Science

Only Wild Jaguar in USA Makes First Video Appearance

The apex predator doesn't mess around. 

Center for Biological Diversity

Don’t mess with El Jefe. He’s the only jaguar known to live in the United States of America, and he’s on the prowl in his first-ever video appearance.

Conservation CATalyst and the Center for Biological Diversity caught El Jefe on tape just 25 miles from downtown Tucson, Arizona.

The film captures the largest big cat in the Americas scoping out prey at night, traipsing through the forest and meandering down a stream. Considering so few people think the United States could still possibly host any jaguars at all, it’s an intimate few of the old masters of our domain.

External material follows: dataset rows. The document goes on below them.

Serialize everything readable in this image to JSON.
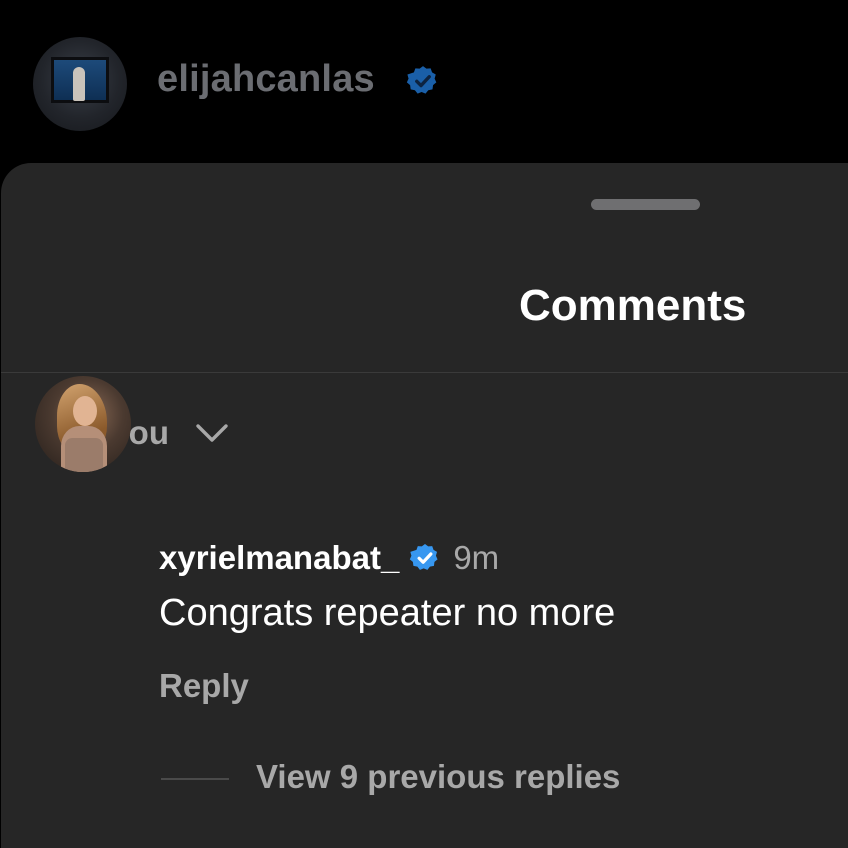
{
  "post_header": {
    "username": "elijahcanlas",
    "verified": true,
    "avatar_icon": "user-avatar-icon"
  },
  "comments_sheet": {
    "title": "Comments",
    "sort_label": "For you",
    "sort_icon": "chevron-down-icon"
  },
  "comment": {
    "username": "xyrielmanabat_",
    "verified": true,
    "time_ago": "9m",
    "text": "Congrats repeater no more",
    "reply_label": "Reply",
    "view_replies_label": "View 9 previous replies"
  },
  "colors": {
    "background": "#000000",
    "sheet": "#262626",
    "verified_badge": "#3797f0",
    "secondary_text": "#a8a8a8",
    "primary_text": "#ffffff"
  }
}
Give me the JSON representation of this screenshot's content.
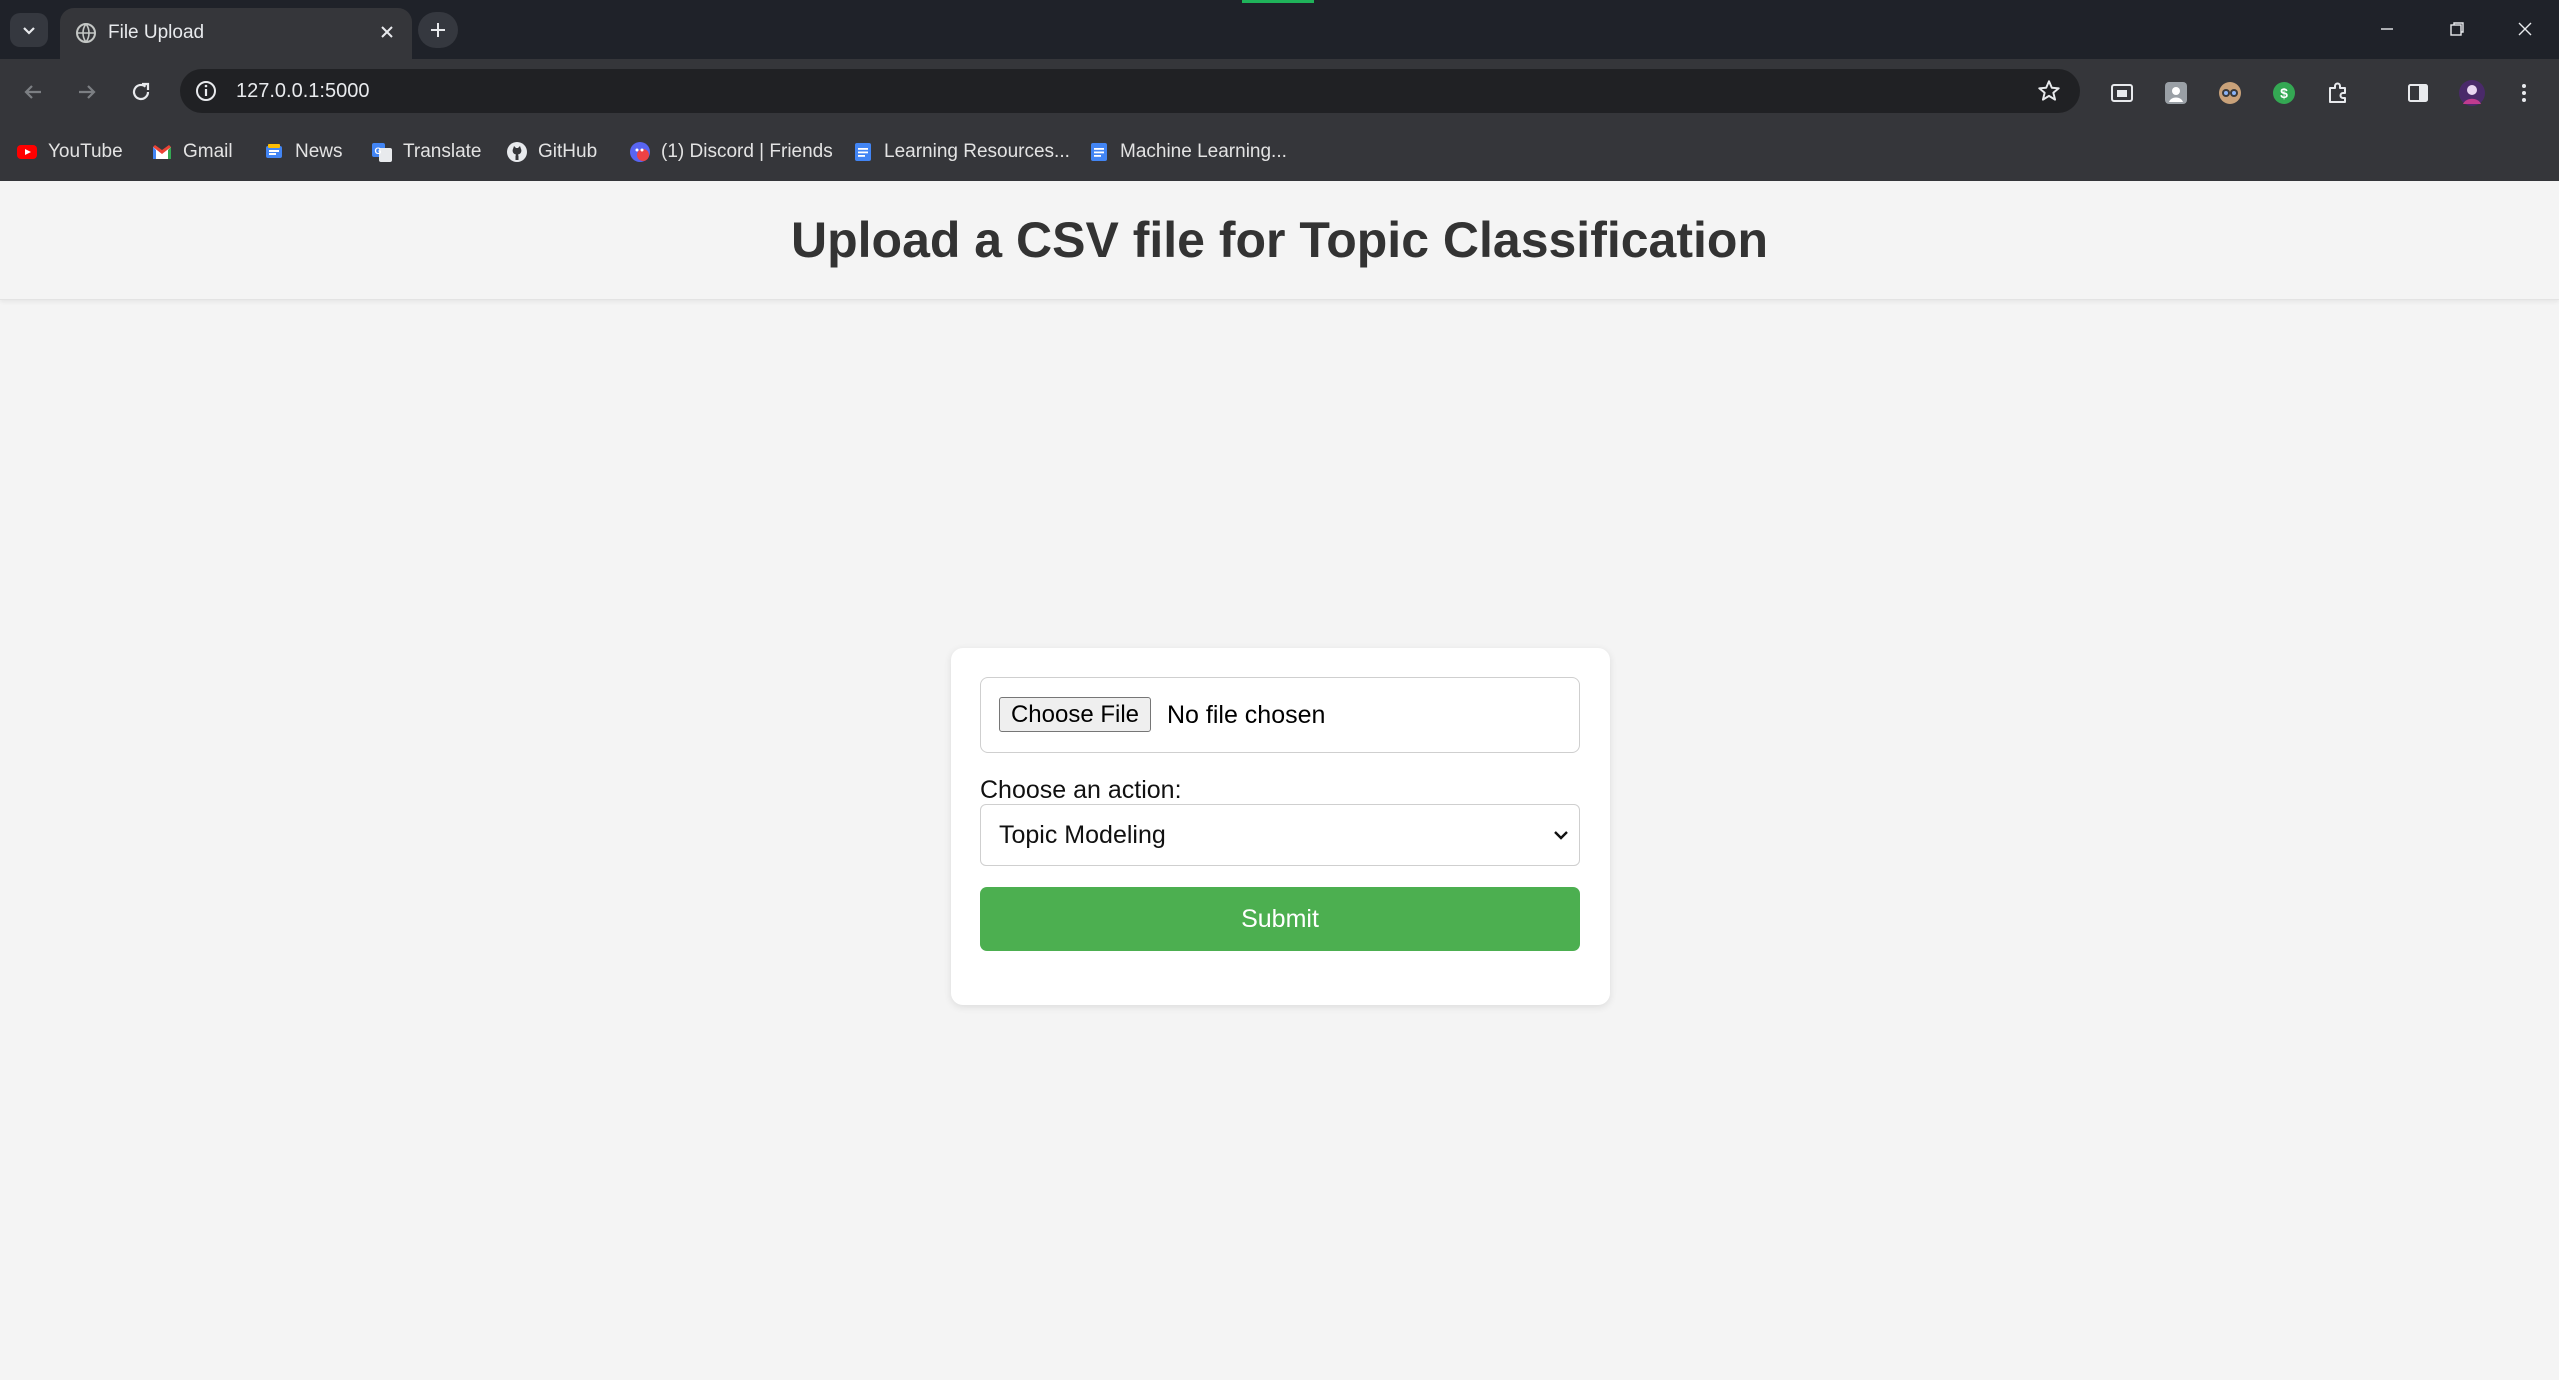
{
  "browser": {
    "tab_title": "File Upload",
    "url": "127.0.0.1:5000",
    "bookmarks": [
      {
        "label": "YouTube",
        "icon": "youtube-icon"
      },
      {
        "label": "Gmail",
        "icon": "gmail-icon"
      },
      {
        "label": "News",
        "icon": "news-icon"
      },
      {
        "label": "Translate",
        "icon": "translate-icon"
      },
      {
        "label": "GitHub",
        "icon": "github-icon"
      },
      {
        "label": "(1) Discord | Friends",
        "icon": "discord-icon"
      },
      {
        "label": "Learning Resources...",
        "icon": "docs-icon"
      },
      {
        "label": "Machine Learning...",
        "icon": "docs-icon"
      }
    ]
  },
  "page": {
    "title": "Upload a CSV file for Topic Classification",
    "file_input": {
      "button_label": "Choose File",
      "status": "No file chosen"
    },
    "action_label": "Choose an action:",
    "action_select_value": "Topic Modeling",
    "submit_label": "Submit"
  },
  "colors": {
    "submit_green": "#4caf50",
    "page_background": "#f4f4f4",
    "chrome_dark": "#35363a"
  }
}
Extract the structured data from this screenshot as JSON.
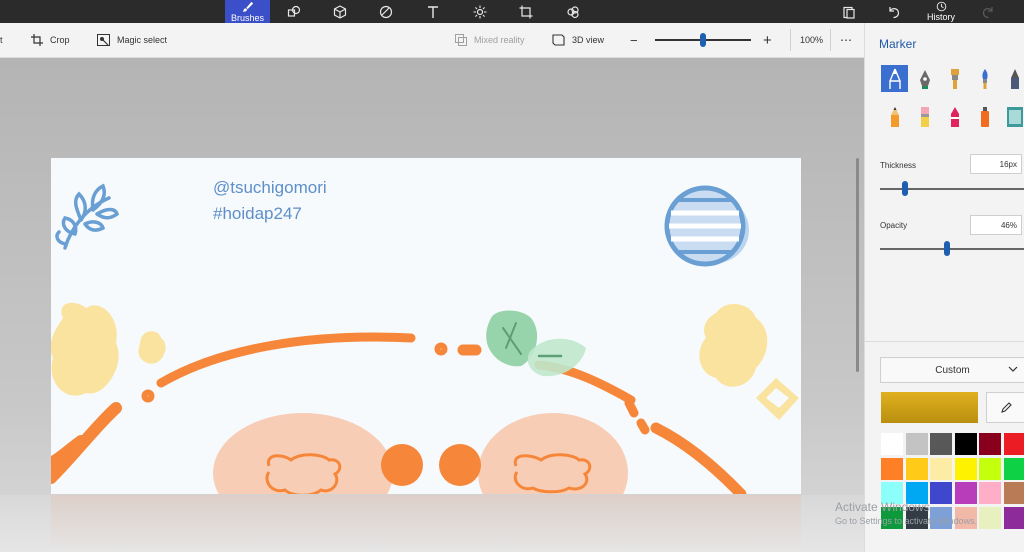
{
  "topbar": {
    "brushes_label": "Brushes",
    "history_label": "History"
  },
  "toolbar": {
    "crop_label": "Crop",
    "magic_select_label": "Magic select",
    "mixed_reality_label": "Mixed reality",
    "view_3d_label": "3D view",
    "zoom_level": "100%",
    "zoom_fraction": 0.5
  },
  "canvas": {
    "line1": "@tsuchigomori",
    "line2": "#hoidap247"
  },
  "side_panel": {
    "title": "Marker",
    "thickness_label": "Thickness",
    "thickness_value": "16px",
    "thickness_fraction": 0.17,
    "opacity_label": "Opacity",
    "opacity_value": "46%",
    "opacity_fraction": 0.46,
    "color_mode": "Custom",
    "current_color": "#e0b01e",
    "palette_rows": [
      [
        "#ffffff",
        "#c3c3c3",
        "#585858",
        "#000000",
        "#88001b",
        "#ec1c24"
      ],
      [
        "#ff7f27",
        "#ffca18",
        "#fdeca6",
        "#fff200",
        "#c4ff0e",
        "#0ed145"
      ],
      [
        "#8cfffb",
        "#00a8f3",
        "#3f48cc",
        "#b83dba",
        "#ffaec8",
        "#b97a56"
      ],
      [
        "#0e9a3c",
        "#333c44",
        "#7da1d6",
        "#f2b8a8",
        "#e8f0c0",
        "#8e2b9a"
      ]
    ]
  },
  "watermark": {
    "line1": "Activate Windows",
    "line2": "Go to Settings to activate Windows."
  }
}
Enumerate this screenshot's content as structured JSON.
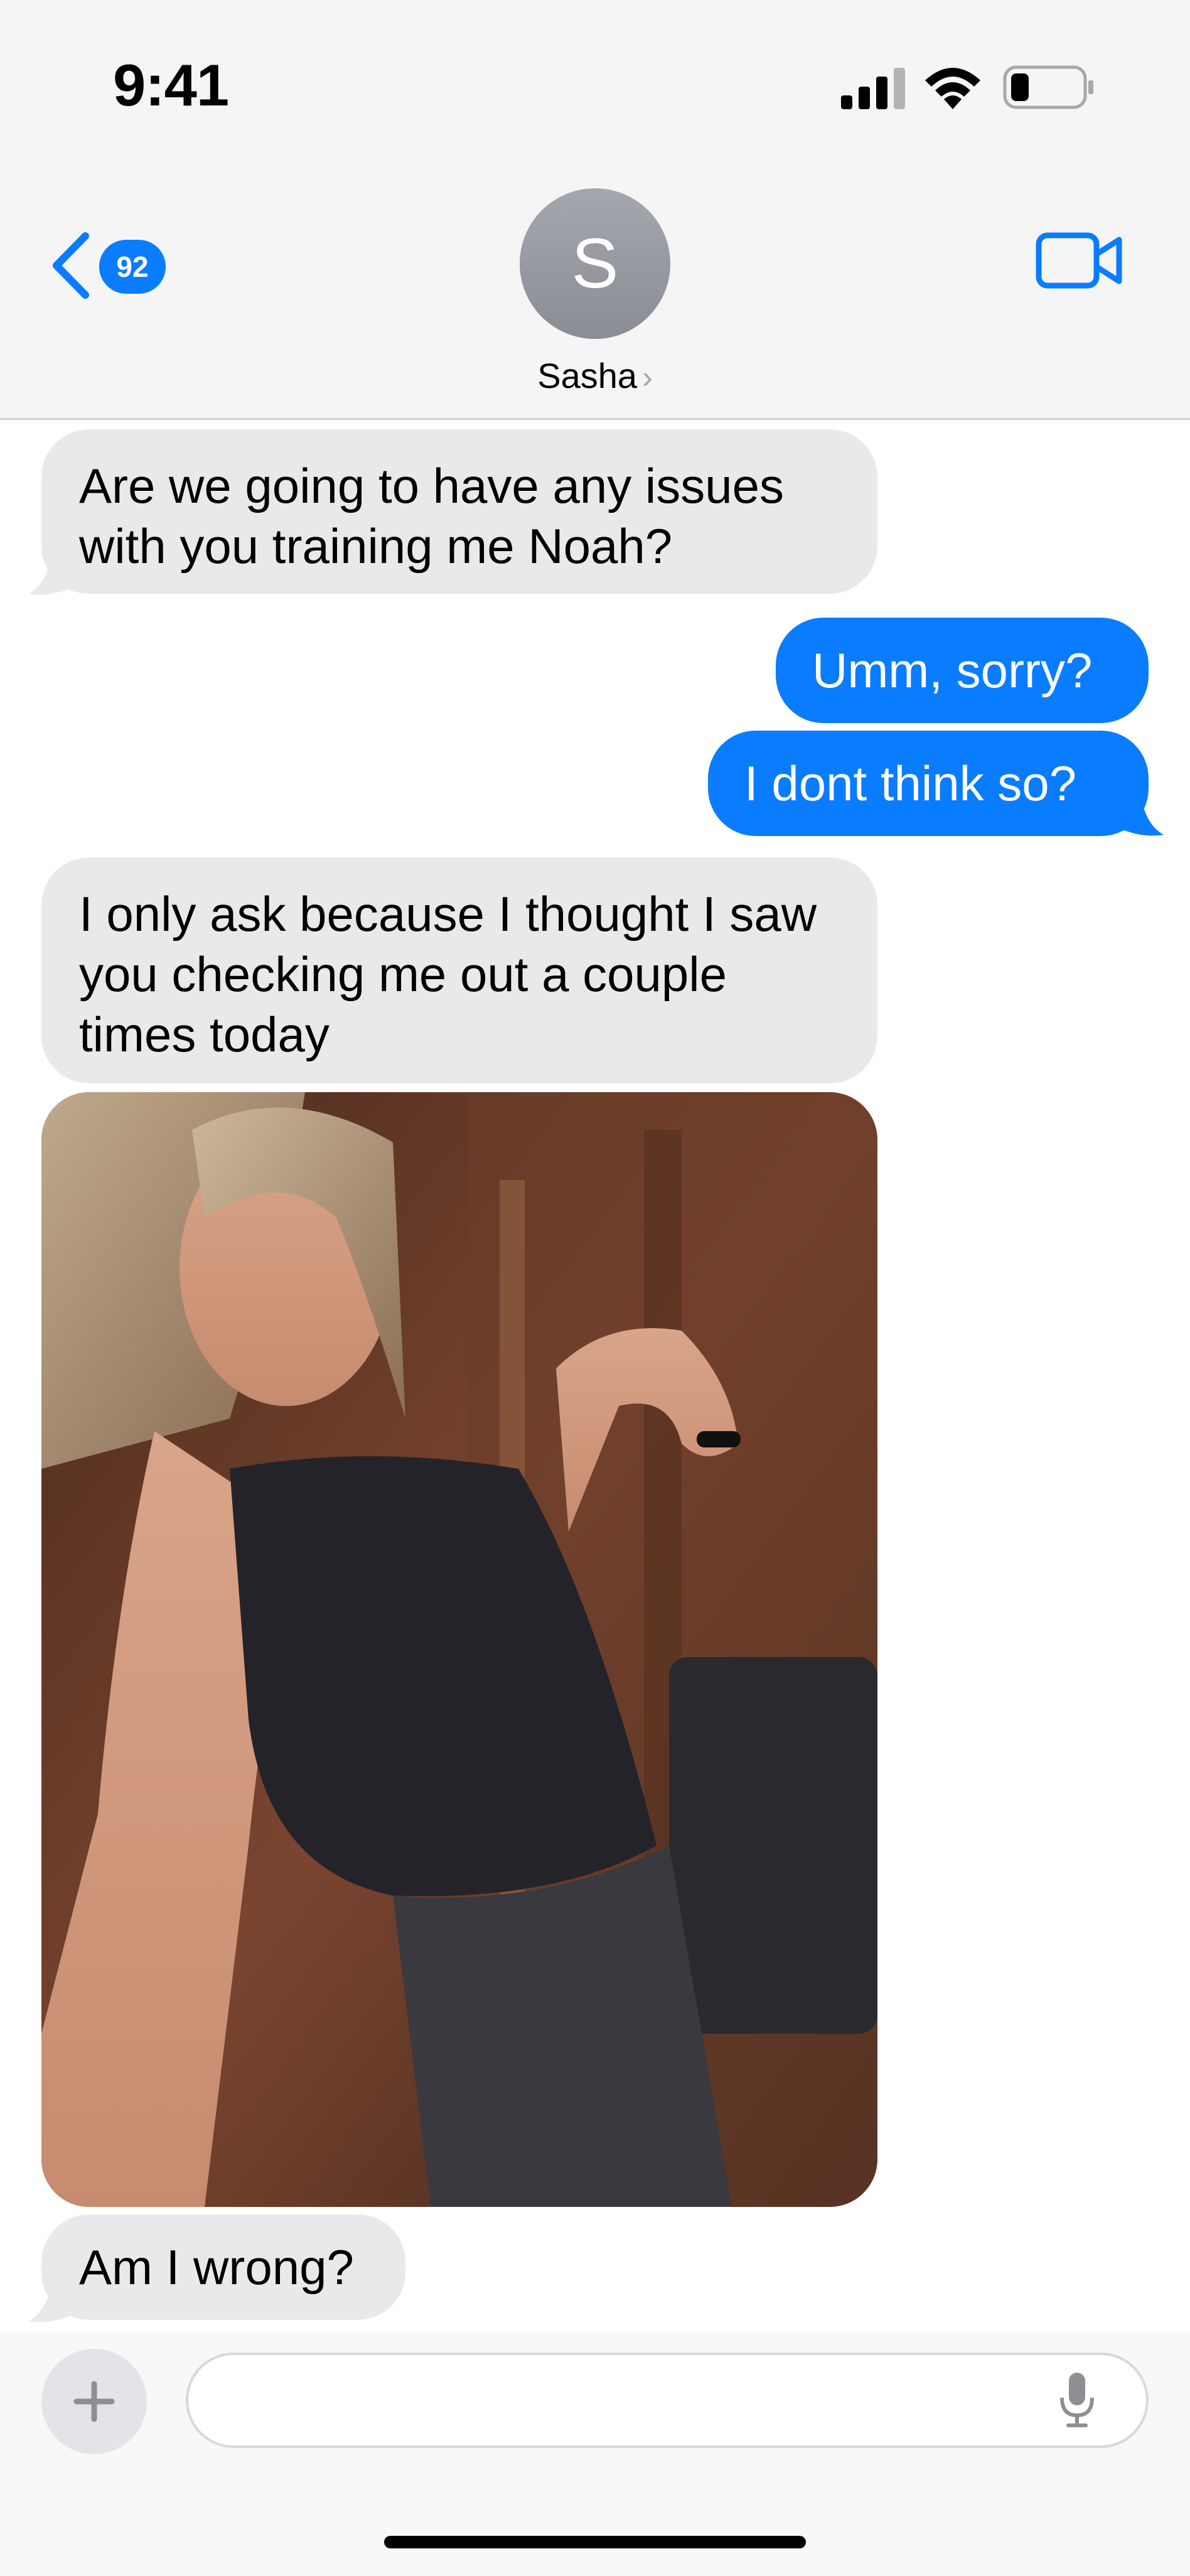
{
  "status_bar": {
    "time": "9:41",
    "signal_icon": "cellular-signal-icon",
    "wifi_icon": "wifi-icon",
    "battery_icon": "battery-icon"
  },
  "header": {
    "back_icon": "chevron-left-icon",
    "unread_count": "92",
    "avatar_initial": "S",
    "contact_name": "Sasha",
    "contact_chevron": "›",
    "video_icon": "video-camera-icon"
  },
  "messages": [
    {
      "from": "contact",
      "text": "Are we going to have any issues with you training me Noah?"
    },
    {
      "from": "me",
      "text": "Umm, sorry?"
    },
    {
      "from": "me",
      "text": "I dont think so?"
    },
    {
      "from": "contact",
      "text": "I only ask because I thought I saw you checking me out a couple times today"
    },
    {
      "from": "contact",
      "type": "image"
    },
    {
      "from": "contact",
      "text": "Am I wrong?"
    }
  ],
  "composer": {
    "plus_icon": "plus-icon",
    "placeholder": "",
    "mic_icon": "microphone-icon"
  },
  "colors": {
    "accent": "#0a7cff",
    "received_bubble": "#e9e9eb",
    "header_bg": "#f5f5f5"
  }
}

Jaguars have long played a central role in early American cultures and traditions. For thousands of years, they lived all across the American Southwest and down into the Amazon rainforest. But human activity including poaching and deforestation have sharply curtailed jaguar numbers, all but extirpating the species from the United States.

In 2013, hunter Tony Penrod killed the last known female jaguar in the USA.

Conservation efforts for jaguars have become unusually political, despite their listing as an endangered species, since their habitat intersects the USA-Mexico border. President George Bush’s administration reversed federal efforts to resuscitate the jaguar population in 2008, as planning for a border wall interfered with the conservation goals. President Barack Obama’s administration in turn has designated 1,200 square miles alongside the Mexican border as “essential” jaguar habitat.

The politicians in Washington should be careful or they’ll have El Jefe to answer to.